Skrining dilakukan pada risiko tinggi (contoh: pada wanita dengan immunokompromais atau
HIV positif) atau pada USG ditemukan hidrosefalus, kalsifikasi intracranial, mikrosefali, IUGR,
asites, atau hepatosplenomegali. Karena kurangnya kepastian efek dari penatalaksanaan selama
kehamilan, Denmark dan AS mengambil keputusan untuk melakukan skrining pada neonatus
segera setelah lahir dibanding skrining prenatal. Strategi ini dapat mengidentifikasikan bayi yang
terinfeksi namun tidak mencegah kelainan congenital. Di Kanada, hanya di Nunavik dan utara
Quebec yang melakukan skrining untuk mendeteksi antibody T.gondii selama kehamilan karena
tingginya seroprevalensi yang tinggi di daerah tersebut. Meskipun dari hasil penelitian observasi
edukasi prenatal efektif dalam menurunkan toksoplasmas congenital, namun ternyata dari hasil
penelitian acak tidak menunjukan hasil yang serupa. Edukasi kesehatan mengandung informasi
mengenai pencegahan infeksi T.gondii pada kehamilan dapat mengurangi penurunan
serokonversi.

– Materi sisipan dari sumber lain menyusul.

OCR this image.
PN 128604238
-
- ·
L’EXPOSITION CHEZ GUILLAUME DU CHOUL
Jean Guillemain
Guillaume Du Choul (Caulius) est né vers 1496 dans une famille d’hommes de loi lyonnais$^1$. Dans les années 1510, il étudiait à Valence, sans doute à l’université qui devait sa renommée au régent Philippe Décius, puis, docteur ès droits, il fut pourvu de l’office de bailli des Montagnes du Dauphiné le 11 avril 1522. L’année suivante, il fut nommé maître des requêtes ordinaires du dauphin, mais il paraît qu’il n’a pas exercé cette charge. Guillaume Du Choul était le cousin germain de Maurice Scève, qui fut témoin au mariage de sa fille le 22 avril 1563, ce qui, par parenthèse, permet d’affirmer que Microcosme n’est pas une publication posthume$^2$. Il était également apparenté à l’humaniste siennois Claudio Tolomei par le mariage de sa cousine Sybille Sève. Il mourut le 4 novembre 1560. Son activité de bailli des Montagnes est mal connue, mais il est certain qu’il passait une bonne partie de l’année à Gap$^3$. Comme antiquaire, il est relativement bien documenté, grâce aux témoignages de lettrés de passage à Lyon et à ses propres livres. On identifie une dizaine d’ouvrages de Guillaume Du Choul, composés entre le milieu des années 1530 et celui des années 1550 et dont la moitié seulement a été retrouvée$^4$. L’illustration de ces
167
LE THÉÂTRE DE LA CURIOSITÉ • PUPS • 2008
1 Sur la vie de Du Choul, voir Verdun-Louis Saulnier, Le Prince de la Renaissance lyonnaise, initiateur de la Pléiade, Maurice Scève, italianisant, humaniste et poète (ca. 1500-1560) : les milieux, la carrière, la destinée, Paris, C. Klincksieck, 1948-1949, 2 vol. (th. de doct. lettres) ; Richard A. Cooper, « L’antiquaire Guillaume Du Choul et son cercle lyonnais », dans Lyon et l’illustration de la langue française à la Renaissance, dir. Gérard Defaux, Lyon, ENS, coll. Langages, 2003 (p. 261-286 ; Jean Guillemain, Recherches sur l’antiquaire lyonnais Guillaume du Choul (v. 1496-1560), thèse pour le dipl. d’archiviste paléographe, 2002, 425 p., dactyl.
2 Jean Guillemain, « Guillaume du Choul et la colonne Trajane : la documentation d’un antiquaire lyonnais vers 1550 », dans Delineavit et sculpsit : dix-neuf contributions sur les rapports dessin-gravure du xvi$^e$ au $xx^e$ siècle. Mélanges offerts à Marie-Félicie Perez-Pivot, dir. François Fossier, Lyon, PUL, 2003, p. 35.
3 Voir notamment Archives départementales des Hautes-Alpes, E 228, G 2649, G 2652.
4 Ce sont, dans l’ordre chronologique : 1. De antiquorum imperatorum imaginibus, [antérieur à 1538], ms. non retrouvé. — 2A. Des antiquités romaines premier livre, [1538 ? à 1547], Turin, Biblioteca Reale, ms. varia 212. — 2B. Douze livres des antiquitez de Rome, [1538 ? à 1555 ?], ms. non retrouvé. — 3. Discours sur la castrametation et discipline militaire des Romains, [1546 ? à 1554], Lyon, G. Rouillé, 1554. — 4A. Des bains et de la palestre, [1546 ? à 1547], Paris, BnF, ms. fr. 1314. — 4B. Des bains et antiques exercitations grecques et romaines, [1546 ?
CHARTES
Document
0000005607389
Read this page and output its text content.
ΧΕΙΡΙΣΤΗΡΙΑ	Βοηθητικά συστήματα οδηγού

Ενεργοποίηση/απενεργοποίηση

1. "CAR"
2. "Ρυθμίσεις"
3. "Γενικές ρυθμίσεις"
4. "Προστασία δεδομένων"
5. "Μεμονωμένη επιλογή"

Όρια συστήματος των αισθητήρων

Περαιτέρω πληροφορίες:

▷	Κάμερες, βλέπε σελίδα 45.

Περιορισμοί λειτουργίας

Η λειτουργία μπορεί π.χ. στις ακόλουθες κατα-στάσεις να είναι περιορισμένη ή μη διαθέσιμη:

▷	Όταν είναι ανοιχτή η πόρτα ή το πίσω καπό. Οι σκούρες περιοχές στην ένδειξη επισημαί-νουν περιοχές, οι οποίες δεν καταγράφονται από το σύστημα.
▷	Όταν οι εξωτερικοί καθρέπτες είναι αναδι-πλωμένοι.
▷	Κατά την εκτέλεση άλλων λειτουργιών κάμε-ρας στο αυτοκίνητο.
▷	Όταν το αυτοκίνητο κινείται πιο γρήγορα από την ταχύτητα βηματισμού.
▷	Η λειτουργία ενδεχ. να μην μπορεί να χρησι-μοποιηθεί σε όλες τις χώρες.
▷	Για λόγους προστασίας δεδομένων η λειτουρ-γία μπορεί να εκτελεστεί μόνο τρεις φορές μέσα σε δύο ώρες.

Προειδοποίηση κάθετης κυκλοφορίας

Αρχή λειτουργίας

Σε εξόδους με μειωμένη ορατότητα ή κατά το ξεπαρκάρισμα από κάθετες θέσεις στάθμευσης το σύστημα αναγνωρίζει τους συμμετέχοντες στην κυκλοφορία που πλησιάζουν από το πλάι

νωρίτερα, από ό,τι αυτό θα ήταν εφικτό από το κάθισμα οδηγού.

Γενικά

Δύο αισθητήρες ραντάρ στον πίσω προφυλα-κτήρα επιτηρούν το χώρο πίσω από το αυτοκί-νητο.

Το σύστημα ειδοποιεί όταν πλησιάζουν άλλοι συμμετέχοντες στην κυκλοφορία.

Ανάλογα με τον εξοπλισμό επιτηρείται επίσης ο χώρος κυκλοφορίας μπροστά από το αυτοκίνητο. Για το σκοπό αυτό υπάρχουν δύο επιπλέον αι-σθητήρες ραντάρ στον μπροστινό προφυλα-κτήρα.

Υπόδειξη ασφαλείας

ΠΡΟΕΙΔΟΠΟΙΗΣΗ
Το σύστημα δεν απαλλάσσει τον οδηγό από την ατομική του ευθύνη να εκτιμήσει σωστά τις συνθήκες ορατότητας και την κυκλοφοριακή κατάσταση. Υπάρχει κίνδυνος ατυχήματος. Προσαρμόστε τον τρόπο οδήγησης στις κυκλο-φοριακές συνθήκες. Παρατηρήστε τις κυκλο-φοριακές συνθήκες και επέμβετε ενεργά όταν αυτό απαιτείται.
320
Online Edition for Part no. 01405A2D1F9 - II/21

Meskipun demikian, intervensi ini membutuhkan penelitian lebih lanjut
menggunakan metode dan design penelitian yang lebih ketat. Tersedianya rekomendasi secara
tertulis untuk wanita dengan risiko tersebut untuk mengubah kebiasaan dan interaksi personal
ternyata lebih berhasil. Idealnya, wanita perlu waspada terhadap tata aturan ini sebelum
kehamilan pertama mereka. Wanita hamil perlu memiliki informasi tentang kebersihan dan
rekomendasi tentang pola makan untuk mencegah infeksi T.gondii sama halnya dengan
penyebaran infeksi melalui makanan.
Tabel 1. Higiene dan Rekomendasi Pola makan untuk wanita hamil untuk mencegah infeksi
primer T.gondii
Menggunakan sarung tangan dan mencuci tangan dan kuku ketika memegang material
yang berpotensi terkontaminasi dengan feses kucing (pasir, tanah, kebun)
Mengurangi paparan kucing dengan (1) menjaga agar kucing tetap didalam rumah,(2)

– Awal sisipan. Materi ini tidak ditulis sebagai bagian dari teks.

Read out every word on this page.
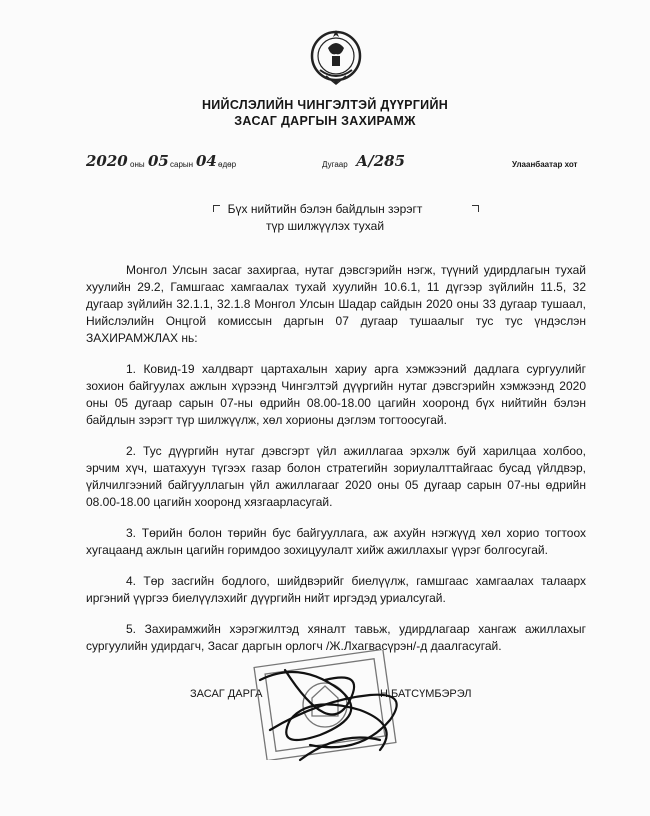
НИЙСЛЭЛИЙН ЧИНГЭЛТЭЙ ДҮҮРГИЙН
ЗАСАГ ДАРГЫН ЗАХИРАМЖ
2020 оны 05 сарын 04 өдөр	Дугаар А/285	Улаанбаатар хот
Бүх нийтийн бэлэн байдлын зэрэгт
түр шилжүүлэх тухай

Монгол Улсын засаг захиргаа, нутаг дэвсгэрийн нэгж, түүний удирдлагын тухай хуулийн 29.2, Гамшгаас хамгаалах тухай хуулийн 10.6.1, 11 дүгээр зүйлийн 11.5, 32 дугаар зүйлийн 32.1.1, 32.1.8 Монгол Улсын Шадар сайдын 2020 оны 33 дугаар тушаал, Нийслэлийн Онцгой комиссын даргын 07 дугаар тушаалыг тус тус үндэслэн ЗАХИРАМЖЛАХ нь:

1. Ковид-19 халдварт цартахалын хариу арга хэмжээний дадлага сургуулийг зохион байгуулах ажлын хүрээнд Чингэлтэй дүүргийн нутаг дэвсгэрийн хэмжээнд 2020 оны 05 дугаар сарын 07-ны өдрийн 08.00-18.00 цагийн хооронд бүх нийтийн бэлэн байдлын зэрэгт түр шилжүүлж, хөл хорионы дэглэм тогтоосугай.

2. Тус дүүргийн нутаг дэвсгэрт үйл ажиллагаа эрхэлж буй харилцаа холбоо, эрчим хүч, шатахуун түгээх газар болон стратегийн зориулалттайгаас бусад үйлдвэр, үйлчилгээний байгууллагын үйл ажиллагааг 2020 оны 05 дугаар сарын 07-ны өдрийн 08.00-18.00 цагийн хооронд хязгаарласугай.

3. Төрийн болон төрийн бус байгууллага, аж ахуйн нэгжүүд хөл хорио тогтоох хугацаанд ажлын цагийн горимдоо зохицуулалт хийж ажиллахыг үүрэг болгосугай.

4. Төр засгийн бодлого, шийдвэрийг биелүүлж, гамшгаас хамгаалах талаарх иргэний үүргээ биелүүлэхийг дүүргийн нийт иргэдэд уриалсугай.

5. Захирамжийн хэрэгжилтэд хяналт тавьж, удирдлагаар хангаж ажиллахыг сургуулийн удирдагч, Засаг даргын орлогч /Ж.Лхагвасүрэн/-д даалгасугай.

ЗАСАГ ДАРГА	Н.БАТСҮМБЭРЭЛ
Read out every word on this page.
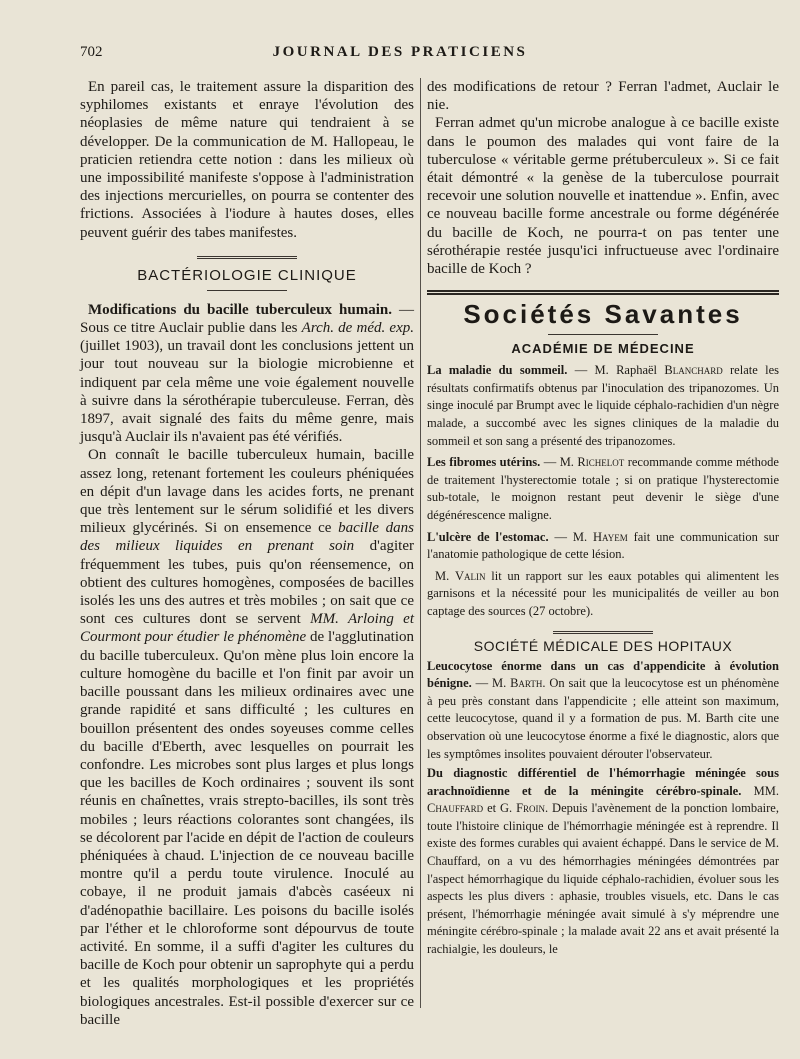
702	JOURNAL DES PRATICIENS

En pareil cas, le traitement assure la disparition des syphilomes existants et enraye l'évolution des néoplasies de même nature qui tendraient à se développer. De la communication de M. Hallopeau, le praticien retiendra cette notion : dans les milieux où une impossibilité manifeste s'oppose à l'administration des injections mercurielles, on pourra se contenter des frictions. Associées à l'iodure à hautes doses, elles peuvent guérir des tabes manifestes.

BACTÉRIOLOGIE CLINIQUE

Modifications du bacille tuberculeux humain. — Sous ce titre Auclair publie dans les Arch. de méd. exp. (juillet 1903), un travail dont les conclusions jettent un jour tout nouveau sur la biologie microbienne et indiquent par cela même une voie également nouvelle à suivre dans la sérothérapie tuberculeuse. Ferran, dès 1897, avait signalé des faits du même genre, mais jusqu'à Auclair ils n'avaient pas été vérifiés.

On connaît le bacille tuberculeux humain, bacille assez long, retenant fortement les couleurs phéniquées en dépit d'un lavage dans les acides forts, ne prenant que très lentement sur le sérum solidifié et les divers milieux glycérinés. Si on ensemence ce bacille dans des milieux liquides en prenant soin d'agiter fréquemment les tubes, puis qu'on réensemence, on obtient des cultures homogènes, composées de bacilles isolés les uns des autres et très mobiles ; on sait que ce sont ces cultures dont se servent MM. Arloing et Courmont pour étudier le phénomène de l'agglutination du bacille tuberculeux. Qu'on mène plus loin encore la culture homogène du bacille et l'on finit par avoir un bacille poussant dans les milieux ordinaires avec une grande rapidité et sans difficulté ; les cultures en bouillon présentent des ondes soyeuses comme celles du bacille d'Eberth, avec lesquelles on pourrait les confondre. Les microbes sont plus larges et plus longs que les bacilles de Koch ordinaires ; souvent ils sont réunis en chaînettes, vrais strepto-bacilles, ils sont très mobiles ; leurs réactions colorantes sont changées, ils se décolorent par l'acide en dépit de l'action de couleurs phéniquées à chaud. L'injection de ce nouveau bacille montre qu'il a perdu toute virulence. Inoculé au cobaye, il ne produit jamais d'abcès caséeux ni d'adénopathie bacillaire. Les poisons du bacille isolés par l'éther et le chloroforme sont dépourvus de toute activité. En somme, il a suffi d'agiter les cultures du bacille de Koch pour obtenir un saprophyte qui a perdu et les qualités morphologiques et les propriétés biologiques ancestrales. Est-il possible d'exercer sur ce bacille

des modifications de retour ? Ferran l'admet, Auclair le nie.

Ferran admet qu'un microbe analogue à ce bacille existe dans le poumon des malades qui vont faire de la tuberculose « véritable germe prétuberculeux ». Si ce fait était démontré « la genèse de la tuberculose pourrait recevoir une solution nouvelle et inattendue ». Enfin, avec ce nouveau bacille forme ancestrale ou forme dégénérée du bacille de Koch, ne pourra-t on pas tenter une sérothérapie restée jusqu'ici infructueuse avec l'ordinaire bacille de Koch ?

Sociétés Savantes
ACADÉMIE DE MÉDECINE

La maladie du sommeil. — M. Raphaël Blanchard relate les résultats confirmatifs obtenus par l'inoculation des tripanozomes. Un singe inoculé par Brumpt avec le liquide céphalo-rachidien d'un nègre malade, a succombé avec les signes cliniques de la maladie du sommeil et son sang a présenté des tripanozomes.

Les fibromes utérins. — M. Richelot recommande comme méthode de traitement l'hysterectomie totale ; si on pratique l'hysterectomie sub-totale, le moignon restant peut devenir le siège d'une dégénérescence maligne.

L'ulcère de l'estomac. — M. Hayem fait une communication sur l'anatomie pathologique de cette lésion.

M. Valin lit un rapport sur les eaux potables qui alimentent les garnisons et la nécessité pour les municipalités de veiller au bon captage des sources (27 octobre).

SOCIÉTÉ MÉDICALE DES HOPITAUX

Leucocytose énorme dans un cas d'appendicite à évolution bénigne. — M. Barth. On sait que la leucocytose est un phénomène à peu près constant dans l'appendicite ; elle atteint son maximum, cette leucocytose, quand il y a formation de pus. M. Barth cite une observation où une leucocytose énorme a fixé le diagnostic, alors que les symptômes insolites pouvaient dérouter l'observateur.

Du diagnostic différentiel de l'hémorrhagie méningée sous arachnoïdienne et de la méningite cérébro-spinale. MM. Chauffard et G. Froin. Depuis l'avènement de la ponction lombaire, toute l'histoire clinique de l'hémorrhagie méningée est à reprendre. Il existe des formes curables qui avaient échappé. Dans le service de M. Chauffard, on a vu des hémorrhagies méningées démontrées par l'aspect hémorrhagique du liquide céphalo-rachidien, évoluer sous les aspects les plus divers : aphasie, troubles visuels, etc. Dans le cas présent, l'hémorrhagie méningée avait simulé à s'y méprendre une méningite cérébro-spinale ; la malade avait 22 ans et avait présenté la rachialgie, les douleurs, le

hanya memberikan makan kucing makanan yang matang, tersedia atau makanan kering
Buang kotoran dan bersihkan feses kucing (menggunakan sarung tangan) setidaknya
setiap 24 jam
Desinfeksi kandang kucing dengan air panas selama 5 menit
Hanya makan makanan yang matang (>67 C/137 F)
Dinginkan daging dibawah suhu -20C/-4 F juga membunuh kista T.gondii
Bersihkan permukaan dan peralatan yang berkontak dengan daging mentah
Jangan mengkonsumsi telur atau susu yang mentah
Cuci buah dan sayur sebelum dikonsumsi
Pencegahan kontaminasi silang, bersihkan tangan dan peralatan setelah terpapar dengan
daging mentah atau sayur mentah
Jangan minm minuman yang berpotensi terkontaminasi dengan ookista
Waspada terhadap :
- Proses memasak, memanggang, atau pengeringan daging tidak selalu menghasilkan
produk tersebut bebas dari kista
- Lemari es tidak menghancurkan parasit (parasit masih dapat bertahan 68 hari pada
suhu +4C)
- Microwave yang digunakan untuk memasak tidak mampu menghancurkan parasit.